While a DUI conviction may not land a person in jail for year and years, it can most certainly mean he or she has limited driving rights. Even a first-time drunk driving offense can lead to the temporary loss of one’s driver’s license.
“No driving for you” as a punishment might sound like a simple sort of slap on the wrist. But a driver’s license suspension has far-ranging impact on a person’s life, including the lives of their family and employer. How did you get to work today? Would you be able to get to work without the ability to drive?
Does your employer depend on you? Do you want and need to keep your job? Does your family rely on your income in order to get by? If you are like most Tennessee drivers who are charged with drunk driving, then losing your license becomes a threat to your basic stability and role as a caregiver.
While working with a criminal defense lawyer during your DUI case, you should talk specifically about protecting your freedom to drive. While it is common for drivers’ licenses to be suspended or revoked in certain DUI cases, there might also be a legal opportunity to at least retain limited rights to driving.
Tennessee allows for some men and women to get restricted driver’s licenses. A general rule is that restricted licenses are mainly for first-time offenders. Those with further convictions will have a harder time, including having to have already served one year of license revocation. Those with two DUIs on their record must have an ignition interlock device on their vehicle in order to drive.
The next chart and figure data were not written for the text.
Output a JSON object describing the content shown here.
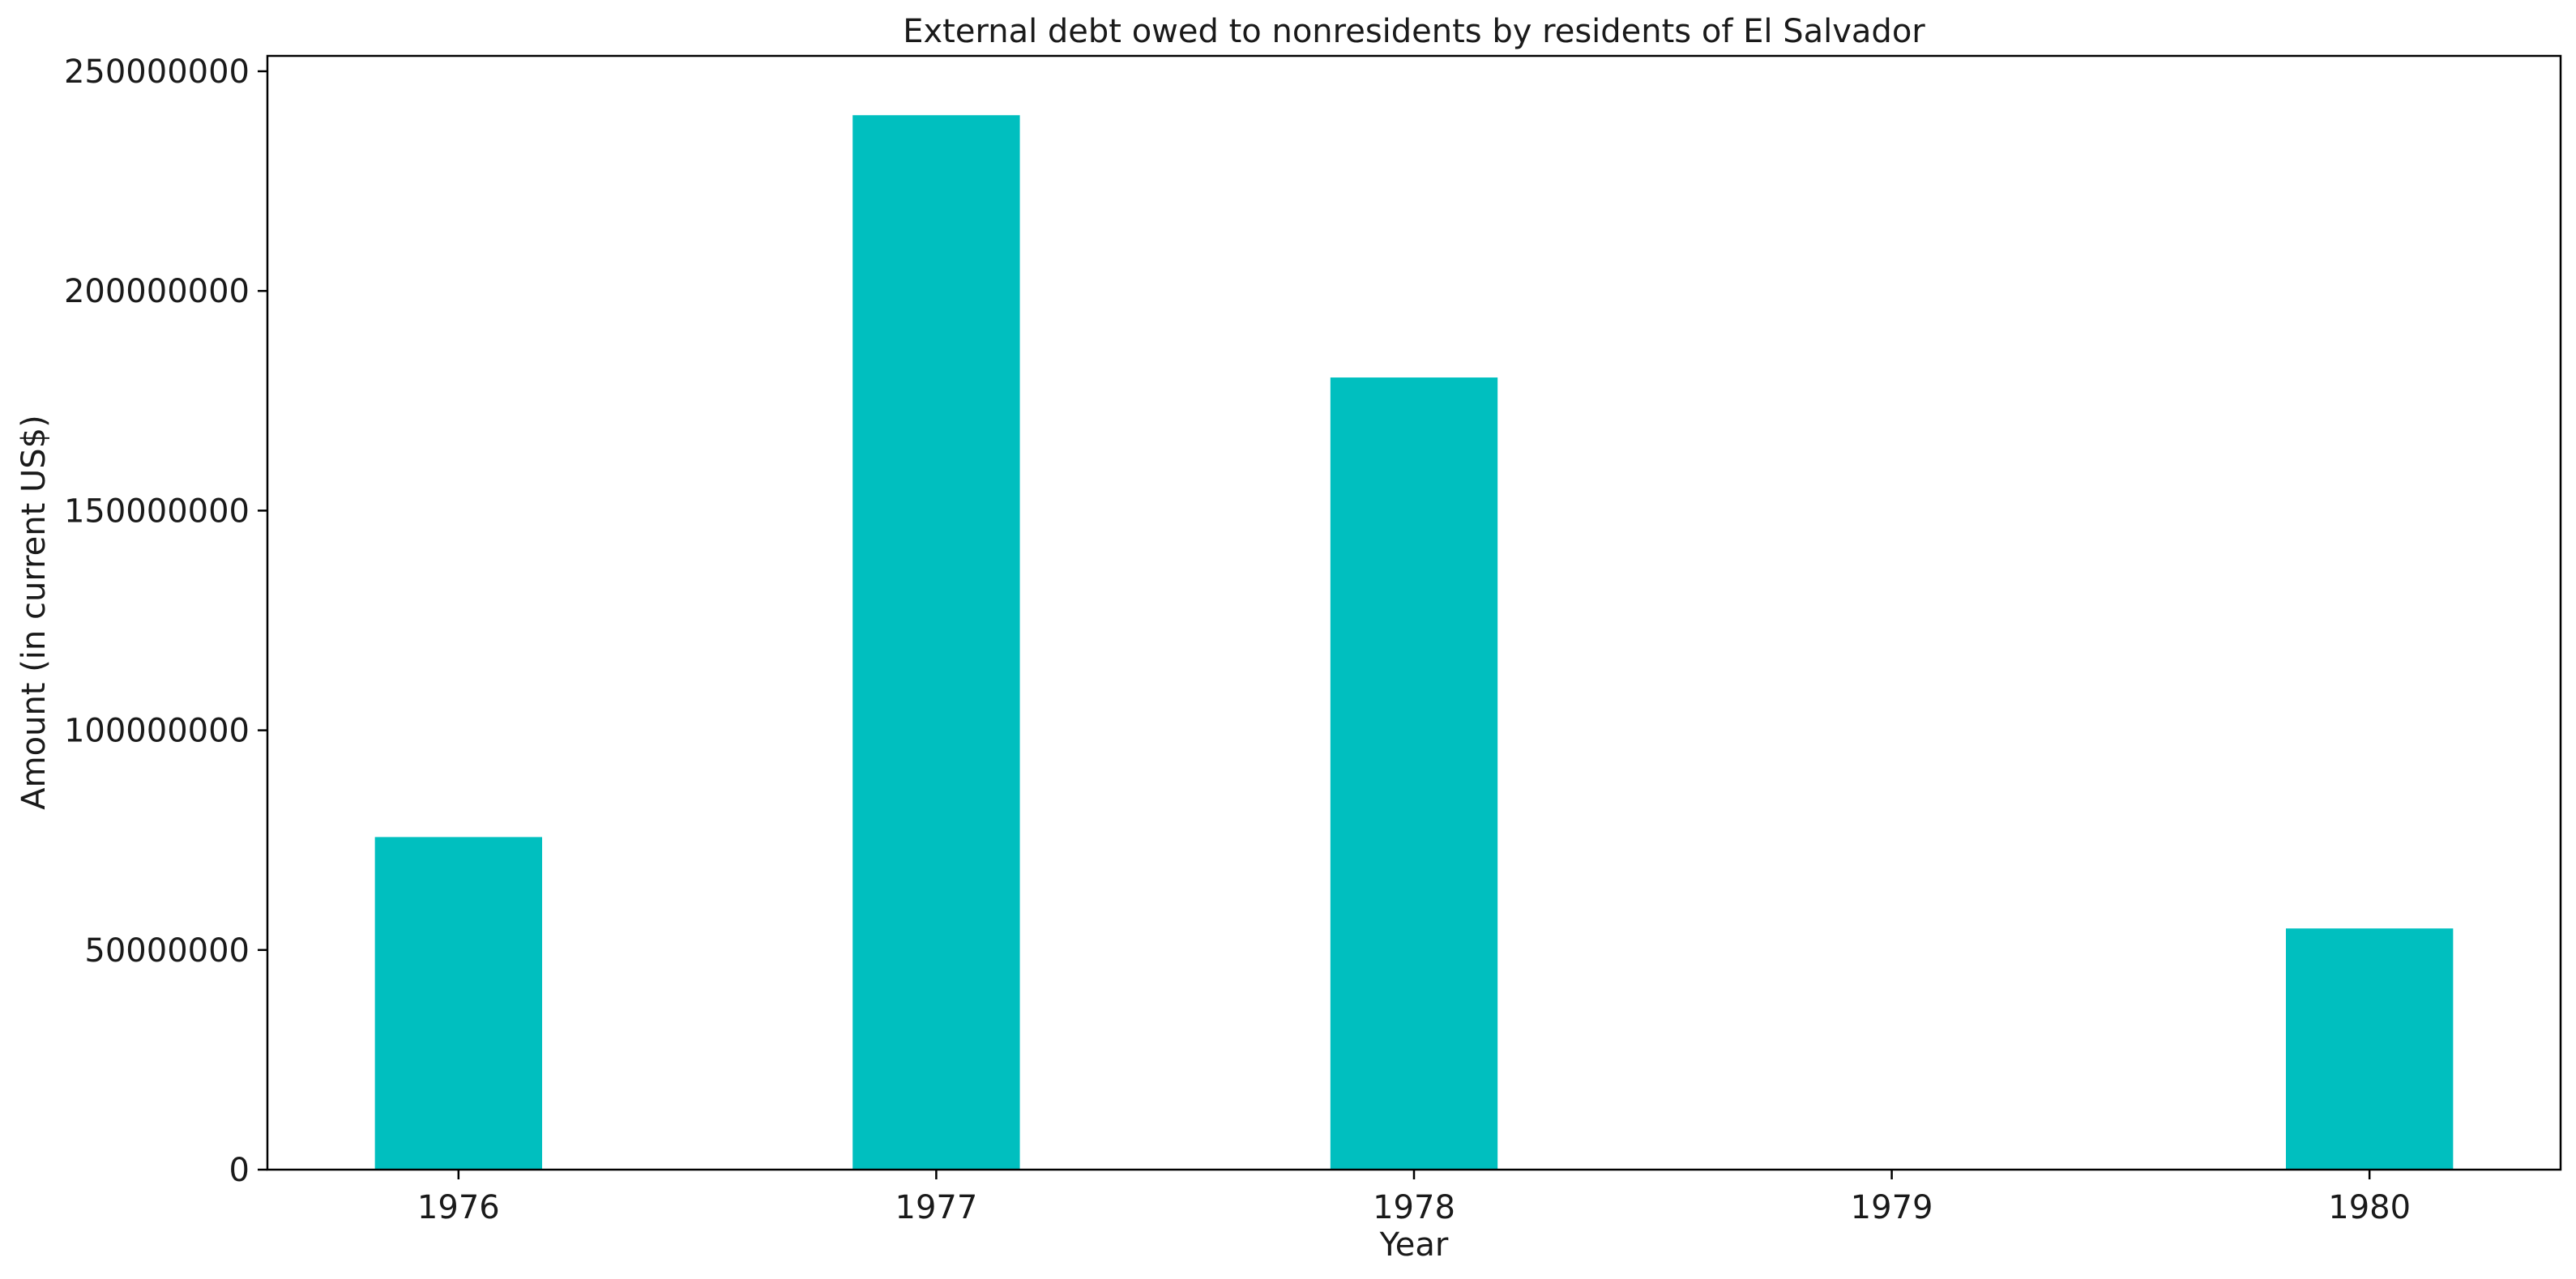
{
  "chart_data": {
    "type": "bar",
    "title": "External debt owed to nonresidents by residents of El Salvador",
    "xlabel": "Year",
    "ylabel": "Amount (in current US$)",
    "categories": [
      "1976",
      "1977",
      "1978",
      "1979",
      "1980"
    ],
    "values": [
      75700000,
      240000000,
      180300000,
      0,
      54900000
    ],
    "ylim": [
      0,
      253500000
    ],
    "yticks": [
      0,
      50000000,
      100000000,
      150000000,
      200000000,
      250000000
    ],
    "ytick_labels": [
      "0",
      "50000000",
      "100000000",
      "150000000",
      "200000000",
      "250000000"
    ],
    "grid": false,
    "bar_color": "#00bfbf"
  }
}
Restricted licenses basically allow people to go to work, school and treatment programs. The hope is that the opportunity to drive serves as a consequence for DUI while providing a person a chance to protect the stability and future promise that work, school and community support supply.
If you are worried about your driver’s license while in the midst of a drunk driving case, have a candid conversation with your defense lawyer about how important driving is to your life. The fear of losing one’s license is valid and, fortunately, Tennessee law might provide an option to prevent a complete loss of driving privileges.